Interdependency needs to be studied and understood beyond the concept of collaboration to ensure role effectiveness and clinical outcomes. The goal is high-functioning teams that respond rapidly and create and innovate effective solutions to practice problems, thus demonstrating clinical leadership. There is a growing evidence base to draw from. For example, in a 2009 study, Joseph et al41 developed a six-item interdependency scale based on a previous conceptual framework of interdependence structure of interpersonal situations by Rusbult and Van Lange.42 The Cronbach α for the study scale was 0.687 from a sample of 317 unique observations in a 1,200-bed tertiary hospital in the Southern United States. This measure has promise for enabling awareness, responsibility, and leadership within teams to affect patient outcomes. The scale allowed team members to examine their level of interdependency in the context of the team and examine whether team members understand each other’s roles in the context of achieving patient goals and outcomes.

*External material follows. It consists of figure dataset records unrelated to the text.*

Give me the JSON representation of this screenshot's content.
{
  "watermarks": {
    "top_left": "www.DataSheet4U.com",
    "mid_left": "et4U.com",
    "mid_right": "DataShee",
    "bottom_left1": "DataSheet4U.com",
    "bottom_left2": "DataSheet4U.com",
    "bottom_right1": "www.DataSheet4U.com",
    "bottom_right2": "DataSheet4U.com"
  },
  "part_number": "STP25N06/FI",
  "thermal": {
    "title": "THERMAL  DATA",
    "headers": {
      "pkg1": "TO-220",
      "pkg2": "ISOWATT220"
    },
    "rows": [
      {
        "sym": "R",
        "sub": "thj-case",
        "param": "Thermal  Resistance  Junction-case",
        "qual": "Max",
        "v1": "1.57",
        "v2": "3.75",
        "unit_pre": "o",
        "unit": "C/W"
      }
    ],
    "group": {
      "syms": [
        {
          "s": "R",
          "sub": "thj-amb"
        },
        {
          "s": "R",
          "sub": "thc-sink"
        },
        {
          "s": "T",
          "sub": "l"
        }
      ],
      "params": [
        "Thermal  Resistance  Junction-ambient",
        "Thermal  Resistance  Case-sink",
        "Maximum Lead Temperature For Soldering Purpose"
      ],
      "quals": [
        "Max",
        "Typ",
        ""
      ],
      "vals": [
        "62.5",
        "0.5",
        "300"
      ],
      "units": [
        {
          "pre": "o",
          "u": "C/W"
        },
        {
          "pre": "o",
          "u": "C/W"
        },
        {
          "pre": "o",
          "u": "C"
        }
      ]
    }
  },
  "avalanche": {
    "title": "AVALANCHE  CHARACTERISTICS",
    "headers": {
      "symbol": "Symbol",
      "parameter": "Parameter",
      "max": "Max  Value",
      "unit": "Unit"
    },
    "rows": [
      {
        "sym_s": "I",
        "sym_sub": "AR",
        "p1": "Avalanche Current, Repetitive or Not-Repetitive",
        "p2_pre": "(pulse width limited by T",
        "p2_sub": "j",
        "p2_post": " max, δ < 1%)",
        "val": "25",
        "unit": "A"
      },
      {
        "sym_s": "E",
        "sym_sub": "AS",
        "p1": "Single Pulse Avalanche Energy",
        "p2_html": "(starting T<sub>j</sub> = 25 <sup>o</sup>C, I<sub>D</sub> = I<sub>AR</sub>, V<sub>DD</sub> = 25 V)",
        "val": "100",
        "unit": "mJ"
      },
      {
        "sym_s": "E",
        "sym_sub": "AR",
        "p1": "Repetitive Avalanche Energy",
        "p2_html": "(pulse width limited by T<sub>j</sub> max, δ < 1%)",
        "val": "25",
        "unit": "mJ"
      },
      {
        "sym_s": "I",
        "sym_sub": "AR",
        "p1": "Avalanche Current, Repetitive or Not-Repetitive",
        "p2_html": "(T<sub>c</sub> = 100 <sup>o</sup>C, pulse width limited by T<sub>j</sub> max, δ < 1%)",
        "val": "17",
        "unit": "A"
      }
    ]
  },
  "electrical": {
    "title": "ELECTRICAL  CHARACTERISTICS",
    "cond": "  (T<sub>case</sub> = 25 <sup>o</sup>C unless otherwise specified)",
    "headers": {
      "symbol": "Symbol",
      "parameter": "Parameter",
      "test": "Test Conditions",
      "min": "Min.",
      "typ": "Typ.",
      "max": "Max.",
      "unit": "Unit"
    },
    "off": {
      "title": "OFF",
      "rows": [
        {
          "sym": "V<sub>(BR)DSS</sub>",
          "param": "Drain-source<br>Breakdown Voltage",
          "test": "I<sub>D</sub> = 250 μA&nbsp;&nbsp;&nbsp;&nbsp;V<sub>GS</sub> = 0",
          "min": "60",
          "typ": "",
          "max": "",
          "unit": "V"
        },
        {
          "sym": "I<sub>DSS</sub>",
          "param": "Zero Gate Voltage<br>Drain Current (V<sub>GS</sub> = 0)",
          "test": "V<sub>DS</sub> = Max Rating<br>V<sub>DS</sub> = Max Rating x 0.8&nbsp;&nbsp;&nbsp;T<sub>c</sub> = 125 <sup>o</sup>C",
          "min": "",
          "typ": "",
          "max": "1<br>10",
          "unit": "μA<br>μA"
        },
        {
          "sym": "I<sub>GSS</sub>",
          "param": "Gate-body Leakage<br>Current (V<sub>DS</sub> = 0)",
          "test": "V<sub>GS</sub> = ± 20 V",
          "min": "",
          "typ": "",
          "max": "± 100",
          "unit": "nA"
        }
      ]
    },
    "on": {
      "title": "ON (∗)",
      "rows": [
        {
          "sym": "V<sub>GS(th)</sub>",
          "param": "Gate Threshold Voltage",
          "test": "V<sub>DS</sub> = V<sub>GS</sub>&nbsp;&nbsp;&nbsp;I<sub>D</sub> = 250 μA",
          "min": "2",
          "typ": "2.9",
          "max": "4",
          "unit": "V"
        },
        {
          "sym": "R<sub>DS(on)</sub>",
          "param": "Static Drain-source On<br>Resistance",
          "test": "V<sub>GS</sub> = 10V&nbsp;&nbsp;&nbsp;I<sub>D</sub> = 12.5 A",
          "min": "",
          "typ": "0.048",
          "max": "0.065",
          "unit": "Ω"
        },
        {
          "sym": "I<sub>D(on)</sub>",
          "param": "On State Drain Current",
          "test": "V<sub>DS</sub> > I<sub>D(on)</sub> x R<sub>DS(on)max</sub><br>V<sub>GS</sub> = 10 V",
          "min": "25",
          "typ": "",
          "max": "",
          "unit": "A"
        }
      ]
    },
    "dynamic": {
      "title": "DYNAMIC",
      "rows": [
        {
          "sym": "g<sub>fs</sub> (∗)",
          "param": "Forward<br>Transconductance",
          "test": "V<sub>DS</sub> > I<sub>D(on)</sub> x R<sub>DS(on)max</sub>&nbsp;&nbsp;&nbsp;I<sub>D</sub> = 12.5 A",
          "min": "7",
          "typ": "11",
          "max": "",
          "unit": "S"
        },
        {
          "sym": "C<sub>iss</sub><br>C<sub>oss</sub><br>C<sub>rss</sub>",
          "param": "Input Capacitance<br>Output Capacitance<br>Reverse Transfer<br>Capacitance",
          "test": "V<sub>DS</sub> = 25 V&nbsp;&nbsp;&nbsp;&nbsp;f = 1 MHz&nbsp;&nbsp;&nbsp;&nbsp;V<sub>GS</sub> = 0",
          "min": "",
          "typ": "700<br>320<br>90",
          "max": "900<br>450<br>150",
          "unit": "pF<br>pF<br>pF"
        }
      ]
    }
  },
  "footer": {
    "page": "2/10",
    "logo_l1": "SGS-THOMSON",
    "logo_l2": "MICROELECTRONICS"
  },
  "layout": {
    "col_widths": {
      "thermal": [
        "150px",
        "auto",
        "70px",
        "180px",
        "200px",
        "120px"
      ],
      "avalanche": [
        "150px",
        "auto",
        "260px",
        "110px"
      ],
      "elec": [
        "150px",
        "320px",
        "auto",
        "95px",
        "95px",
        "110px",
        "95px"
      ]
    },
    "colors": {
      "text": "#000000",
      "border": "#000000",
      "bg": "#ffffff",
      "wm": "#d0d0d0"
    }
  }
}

Nursing practice is at a cusp where leadership competencies are imperative to ensure the reconfiguration of health care delivery in support of the ACA and health care delivery. The future of health care warrants new roles and ways of leading to ensure solutions for a changing environment. The call for the adoption of a common framework for intentional leadership development by Wilmoth and Shapiro28 is timely for care coordinators, CNLs, and APRNs in an evolving health care environment (Figure 1). A great way to start is by using available resources for the development and education of nurses in these essential clinical leadership roles. Two major concepts at the core of these evolving roles are innovation and interdependency. Curriculum, in-service training, narrative, thinking strategies and reflective practice, continuing education, and other educational efforts can target these concepts as a way of augmenting knowledge, skills, and abilities in care coordination and clinical leadership in nursing.
The authors report no conflicts of interest in this work.